The money will go into the Voluntary Employee Benefit Association or VEBA account.
Peabody will make payments totaling $310 million over the next four years, and proceeds will be applied to future retiree health care benefits.
Patriot has agreed to contribute $15 million to the VEBA in 2014, with up to an additional $60 million to be paid into the fund over the following three years.
The union has agreed to give up its 35 percent stock as part of this new deal.
UMWA was given 35 percent equity stake in Patriot in May as part of a ruling. The same ruling established the VEBA account.
UMWA continues to look to Congress to assist in securing additional funds for health care benefits.
Rep. David McKinley introduced a bill in the house that currently has 24 co-sponsors from both parties and a bill introduced by Sen. Jay Rockefeller currently has six co-sponsors.
UMWA is still hoping to come to an agreement with Arch Coal, another company that formed Patriot.

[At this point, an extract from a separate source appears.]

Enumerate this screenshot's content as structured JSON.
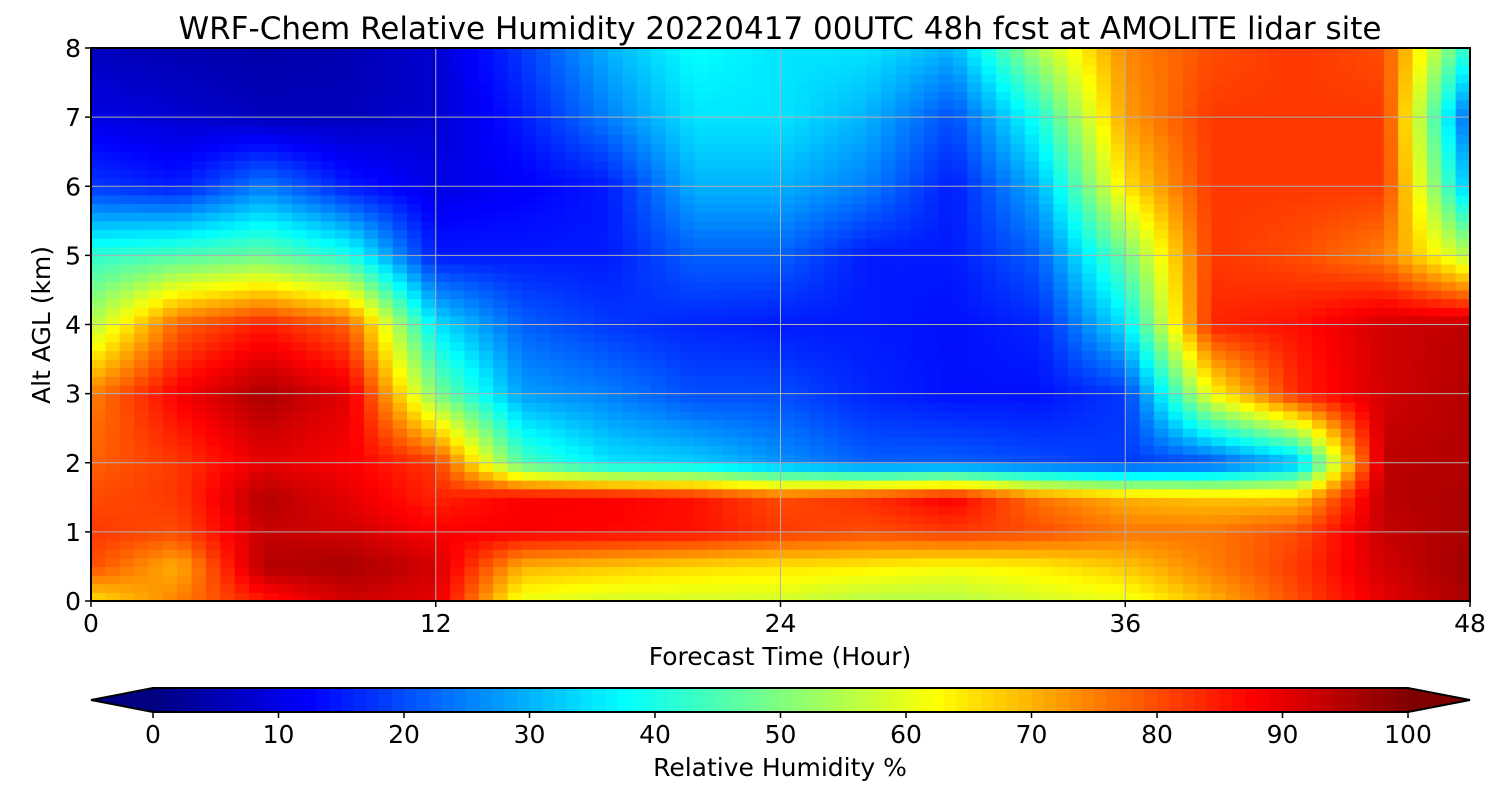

Patriot has reached a final deal with Arch Coal. According to a release, Patriot will receive $5 million in cash and a release of a $16 million letter of credit posted in Arch's name as part of the deal.
In a release issued just after midnight Thursday morning, UMWA president Cecil E. Roberts said he was pleased.
"This is a significant amount of money that will help maintain health care for thousands of retirees who earned those benefits though years of labor in America's coal mines," Roberts said.
"This settlement will also help Patriot emerge from bankruptcy and continue to provide jobs for our members and~thousands of others in West Virginia and Kentucky."
Patriot President and Chief Executive Officer Bennett K. Hatfield echoed the union's satisfaction.
"I am pleased that we have been able to reach agreements that provide the UMWA with hundreds of million of dollars in retiree healthcare funding," Hatifield said.
"The best result for the UMWA and its members is for Patriot to emerge from bankruptcy as a healthy company that will continue to provide jobs and benefits, and we are now on track to achieve that goal."
This deal still needs approval by federal bankruptcy judge Kathy Surratt-States. The judge is expected to make that decision early next month.